RTÉ’s latest annual report shows an improved financial position but also highlights the continuing difficulties facing the national broadcaster.
It recorded a surplus before tax of €63.5 million for 2017, thanks to a €107.5 million sale of eight acres of land at Montrose to Cairn Homes.
Excluding the land sale and other exceptional items, RTÉ made a loss of €6.5 million in 2017, down from €19.4 million a year earlier.
The downward pressure on commercial revenue continued, reducing by €6.7 million to €151.5 million. On the plus side, licence fee revenue rose by €7 million to €186 million. This was largely due to €6 million in additional public funding announced by the Government in Budget 2017.
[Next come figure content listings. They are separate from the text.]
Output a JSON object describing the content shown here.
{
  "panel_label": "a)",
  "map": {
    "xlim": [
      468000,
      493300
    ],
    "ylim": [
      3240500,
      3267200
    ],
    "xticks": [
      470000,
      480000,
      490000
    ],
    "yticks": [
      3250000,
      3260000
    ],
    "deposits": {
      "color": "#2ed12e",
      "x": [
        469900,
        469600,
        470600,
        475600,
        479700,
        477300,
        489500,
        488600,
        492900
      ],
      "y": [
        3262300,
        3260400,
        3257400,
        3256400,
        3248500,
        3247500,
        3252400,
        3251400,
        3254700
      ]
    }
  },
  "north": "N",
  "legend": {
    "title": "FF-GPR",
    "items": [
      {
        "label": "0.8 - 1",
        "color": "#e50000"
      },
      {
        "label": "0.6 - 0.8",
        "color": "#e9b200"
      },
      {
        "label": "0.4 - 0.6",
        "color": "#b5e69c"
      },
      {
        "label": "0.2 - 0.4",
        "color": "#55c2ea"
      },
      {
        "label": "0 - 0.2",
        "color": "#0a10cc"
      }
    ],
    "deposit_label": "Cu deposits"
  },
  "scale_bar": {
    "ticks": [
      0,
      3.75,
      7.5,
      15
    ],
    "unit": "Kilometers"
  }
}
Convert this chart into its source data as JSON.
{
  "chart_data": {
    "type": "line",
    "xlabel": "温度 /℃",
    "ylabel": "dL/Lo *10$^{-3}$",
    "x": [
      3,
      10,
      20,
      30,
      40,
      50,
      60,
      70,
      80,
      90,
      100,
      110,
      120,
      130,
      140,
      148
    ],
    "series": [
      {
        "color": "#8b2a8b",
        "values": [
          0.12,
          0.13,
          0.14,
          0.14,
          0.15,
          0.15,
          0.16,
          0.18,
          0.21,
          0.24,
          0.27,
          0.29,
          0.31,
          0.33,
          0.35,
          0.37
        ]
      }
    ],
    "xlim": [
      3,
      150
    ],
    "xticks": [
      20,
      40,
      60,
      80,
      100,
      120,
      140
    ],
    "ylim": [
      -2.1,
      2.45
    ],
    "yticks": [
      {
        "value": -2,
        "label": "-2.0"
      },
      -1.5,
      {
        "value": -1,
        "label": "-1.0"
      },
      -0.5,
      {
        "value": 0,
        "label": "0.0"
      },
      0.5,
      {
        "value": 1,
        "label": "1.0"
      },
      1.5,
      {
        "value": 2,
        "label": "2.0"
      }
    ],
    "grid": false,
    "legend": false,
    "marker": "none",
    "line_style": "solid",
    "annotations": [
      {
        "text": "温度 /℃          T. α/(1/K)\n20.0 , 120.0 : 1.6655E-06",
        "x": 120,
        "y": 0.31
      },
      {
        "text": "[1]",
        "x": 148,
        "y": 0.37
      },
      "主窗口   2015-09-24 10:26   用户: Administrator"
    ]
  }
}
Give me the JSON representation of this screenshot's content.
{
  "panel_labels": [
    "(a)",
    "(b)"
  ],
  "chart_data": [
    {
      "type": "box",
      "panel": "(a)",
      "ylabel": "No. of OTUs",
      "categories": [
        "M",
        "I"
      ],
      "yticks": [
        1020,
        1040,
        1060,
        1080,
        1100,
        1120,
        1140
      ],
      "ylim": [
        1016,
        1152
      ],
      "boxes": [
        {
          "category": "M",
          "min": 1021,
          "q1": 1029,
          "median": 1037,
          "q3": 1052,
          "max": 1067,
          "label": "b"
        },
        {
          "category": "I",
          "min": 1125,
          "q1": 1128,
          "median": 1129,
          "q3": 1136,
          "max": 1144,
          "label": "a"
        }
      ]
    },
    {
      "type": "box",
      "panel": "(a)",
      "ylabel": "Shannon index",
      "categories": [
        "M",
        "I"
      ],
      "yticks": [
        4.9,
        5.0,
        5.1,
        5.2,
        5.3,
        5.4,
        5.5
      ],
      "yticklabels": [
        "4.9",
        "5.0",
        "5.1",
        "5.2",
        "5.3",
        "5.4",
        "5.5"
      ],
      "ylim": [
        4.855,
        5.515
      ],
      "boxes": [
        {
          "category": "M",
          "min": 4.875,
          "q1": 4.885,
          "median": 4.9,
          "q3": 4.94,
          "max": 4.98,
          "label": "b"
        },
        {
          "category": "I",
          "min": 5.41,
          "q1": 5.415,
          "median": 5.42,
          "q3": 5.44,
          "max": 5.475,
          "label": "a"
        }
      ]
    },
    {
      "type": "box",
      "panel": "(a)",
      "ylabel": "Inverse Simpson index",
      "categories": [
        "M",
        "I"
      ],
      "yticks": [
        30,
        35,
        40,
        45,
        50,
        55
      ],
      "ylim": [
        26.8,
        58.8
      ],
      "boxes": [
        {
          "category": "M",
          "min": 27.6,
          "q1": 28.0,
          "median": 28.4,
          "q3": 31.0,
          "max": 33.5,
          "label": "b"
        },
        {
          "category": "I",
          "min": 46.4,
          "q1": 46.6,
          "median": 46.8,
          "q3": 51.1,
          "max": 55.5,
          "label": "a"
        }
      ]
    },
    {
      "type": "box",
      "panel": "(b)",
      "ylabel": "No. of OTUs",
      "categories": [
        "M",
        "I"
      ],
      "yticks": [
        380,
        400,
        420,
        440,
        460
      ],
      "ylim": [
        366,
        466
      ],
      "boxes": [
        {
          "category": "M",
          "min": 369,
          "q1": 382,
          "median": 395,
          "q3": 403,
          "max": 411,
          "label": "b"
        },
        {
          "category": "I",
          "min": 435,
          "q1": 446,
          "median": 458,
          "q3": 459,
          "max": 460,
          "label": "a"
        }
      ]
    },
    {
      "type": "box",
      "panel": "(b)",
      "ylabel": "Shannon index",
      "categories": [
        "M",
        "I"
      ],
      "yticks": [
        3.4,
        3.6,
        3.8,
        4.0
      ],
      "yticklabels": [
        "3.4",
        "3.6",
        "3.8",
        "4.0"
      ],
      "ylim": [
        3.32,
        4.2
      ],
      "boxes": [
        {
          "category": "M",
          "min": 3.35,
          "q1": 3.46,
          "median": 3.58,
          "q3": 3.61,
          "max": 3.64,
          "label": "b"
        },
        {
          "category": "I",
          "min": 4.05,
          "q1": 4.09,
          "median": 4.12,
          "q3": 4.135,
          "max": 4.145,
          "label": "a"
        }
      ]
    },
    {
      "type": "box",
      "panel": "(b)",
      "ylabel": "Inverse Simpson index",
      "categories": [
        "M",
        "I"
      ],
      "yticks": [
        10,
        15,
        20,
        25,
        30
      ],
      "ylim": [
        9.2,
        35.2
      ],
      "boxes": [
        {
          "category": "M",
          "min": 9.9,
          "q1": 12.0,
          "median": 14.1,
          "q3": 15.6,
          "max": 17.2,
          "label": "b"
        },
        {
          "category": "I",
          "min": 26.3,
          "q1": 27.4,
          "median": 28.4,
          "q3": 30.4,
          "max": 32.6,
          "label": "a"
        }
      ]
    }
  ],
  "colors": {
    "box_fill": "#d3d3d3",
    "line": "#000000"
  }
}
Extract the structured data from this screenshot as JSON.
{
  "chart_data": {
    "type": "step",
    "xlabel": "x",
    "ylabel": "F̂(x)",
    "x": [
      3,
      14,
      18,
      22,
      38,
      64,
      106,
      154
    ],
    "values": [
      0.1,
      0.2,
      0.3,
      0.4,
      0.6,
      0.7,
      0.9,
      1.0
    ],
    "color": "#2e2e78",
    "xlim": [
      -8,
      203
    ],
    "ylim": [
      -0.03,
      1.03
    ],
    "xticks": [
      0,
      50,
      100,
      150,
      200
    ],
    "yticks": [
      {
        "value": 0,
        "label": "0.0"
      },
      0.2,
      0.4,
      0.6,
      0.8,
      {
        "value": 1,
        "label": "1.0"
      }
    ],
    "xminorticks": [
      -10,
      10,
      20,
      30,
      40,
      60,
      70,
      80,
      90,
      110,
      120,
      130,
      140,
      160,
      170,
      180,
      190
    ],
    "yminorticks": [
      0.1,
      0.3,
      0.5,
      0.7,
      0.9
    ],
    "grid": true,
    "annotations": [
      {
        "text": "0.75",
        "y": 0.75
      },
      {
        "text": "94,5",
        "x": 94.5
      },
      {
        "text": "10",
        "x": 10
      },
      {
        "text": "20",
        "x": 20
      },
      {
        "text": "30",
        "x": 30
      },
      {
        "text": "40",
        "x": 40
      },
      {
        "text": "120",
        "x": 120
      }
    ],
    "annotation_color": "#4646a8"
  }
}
There was also extra income from new household formations, and some increased activity to tackle licence fee evasion.
RTÉ estimates evasion rates at 15 per cent, costing it €50 million in lost income. More worryingly, the number of households without a traditional television set is increasingly steadily – it was 9.1 per cent at January 2018.
This is the impact of streaming services such as Netflix and the increasing use by viewers of laptops and personal devices to view content. It is a trend that is likely to continue .
Minister for Finance Paschal Donohoe also allocated an additional €1.5 million to RTÉ in Budget 2018 and the broadcaster will no doubt be hoping that another increase might come its way in October's budget to help it fund its public service obligations.
RTÉ could certainly do more to trim excess fat from the organisation (its employee numbers last year were higher than in 2012 in spite of various redundancy programmes in the meantime) and to maximise its return from what is a hugely valuable landbank in Donnybrook.
But it also needs the Government to push through a licence fee increase (there hasn't been one since early 2008) and to pressure An Post to up its game on evasion, or replace it with the Revenue Commissioners.